O deleite da fragmentação
quarta-feira, 20 de junho de 2012
Um
começo apropriado seria fazermos a pergunta schellinguiana: o que o “tornar-se
homem” por parte de Deus na figura de Cristo, sua descida da eternidade ao
domínio temporal da nossa realidade, representou para o próprio Deus? Aquilo
que para nós, finitos mortais, parece ter sido a descida de Deus até nós, não
pode ter sido, do ponto de vista de Deus, uma ascensão? E se, como Schelling
deu a entender, a eternidade for inferior à temporalidade? E se a eternidade
for um domínio estéril, impotente e sem vida de potencialidades puras, que, a
fim de efetivar-se, deve passar pela existência temporal? E se a descida de
Deus até o homem, longe de ser um ato de graça em favor da humanidade, tiver
sido a única maneira de Deus ganhar plena atualidade, libertando-se das
sufocantes restrições da eternidade? E se Deus só for capaz de se atualizar
através do reconhecimento humano?
Devemos
nos livrar do velho motivo platônico do amor como Eros que gradualmente se
eleva do amor por um indivíduo em particular ao amor pela beleza do corpo
humano em geral, e daí ao amor pelo belo como tal, até chegar ao amor pelo Bem
supremo além de todas as formas. O verdadeiro amor é o trajeto precisamente
oposto: o de deixar para trás a promessa da eternidade por um indivíduo
imperfeito (essa sedução da eternidade pode assumir várias formas, de uma fama
pós-mortal ao cumprimento de determinado papel social).
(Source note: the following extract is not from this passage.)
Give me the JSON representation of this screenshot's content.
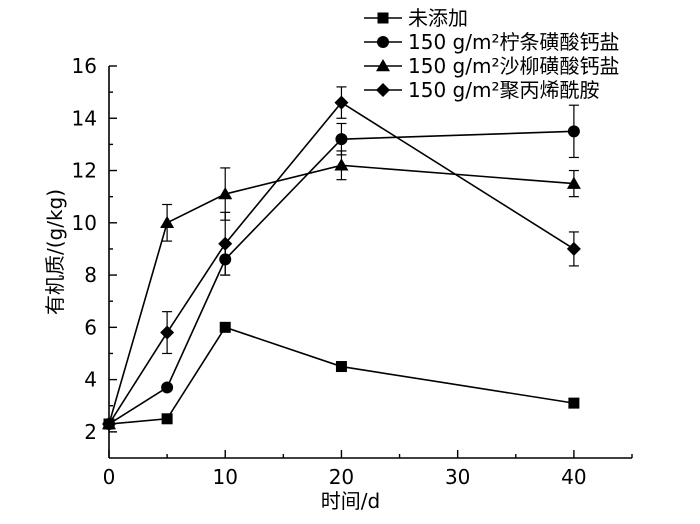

Não será o gesto de
escolher a existência temporal, de por amor abrir mão da existência eterna –
segundo o exemplo de Cristo e o de Siegmund, no segundo ato de As Valquírias de
Wagner, que prefere permanecer mortal se sua amada Sieglinde não pode segui-lo
ao Valhala, a morada eterna dos heróis mortos – o ato ético mais elevado de
todos?
Costumamos
dizer que o tempo é a mais consumada das prisões, e que o propósito de toda
filosofia e de toda religião é libertar-nos dos grilhões do tempo para adentrarmos
a eternidade. Porém e se, como Schelling dá a entender, for a eternidade a mais
consumada das prisões, uma sufocante clausura? E se for apenas o resvalar tempo
adentro a introduzir uma Abertura na experiência humana? Não será “tempo” o
nome para essa ontológica abertura?
O
evento da encarnação não é tanto a ocasião em que a realidade temporal da
experiência é tocada pela eternidade, mas mais o momento em que a eternidade
consegue alcançar o tempo. Esse mesmo argumento foi sustentado muito claramente
por conservadores inteligentes como G. K. Chesterton, que a respeito da popular
noção de uma “alegada identidade espiritual entre o budismo e o cristianismo”
escreveu:
O amor deseja
a personalidade, pelo que o amor deseja a divisão. O cristianismo deleita-se
instintivamente em que Deus tenha quebrado o universo em pedacinhos. É esse o
abismo intelectual entre budismo e cristianismo: para o budista ou para o
teosofista a personalidade é a queda do homem, enquanto para o cristão ela é o
próprio propósito de Deus, o sentido mais essencial de sua ideia cósmica. O
mundo anímico dos teosofistas pede que o homem o ame para que posso lançar-se
dentro dele. O centro divino do cristianismo efetivamente lançou o homem para
fora dele, para que o homem se tornasse capaz de amá-lo. Todas as filosofias
modernas são cadeias que conectam e algemam; o cristianismo é uma espada que
separa e liberta. Nenhuma outra filosofia faz com que Deus verdadeiramente se
deleite com a fragmentação do universo em almas viventes.
Slavok
Žižek, em The Puppet and the Dwarf.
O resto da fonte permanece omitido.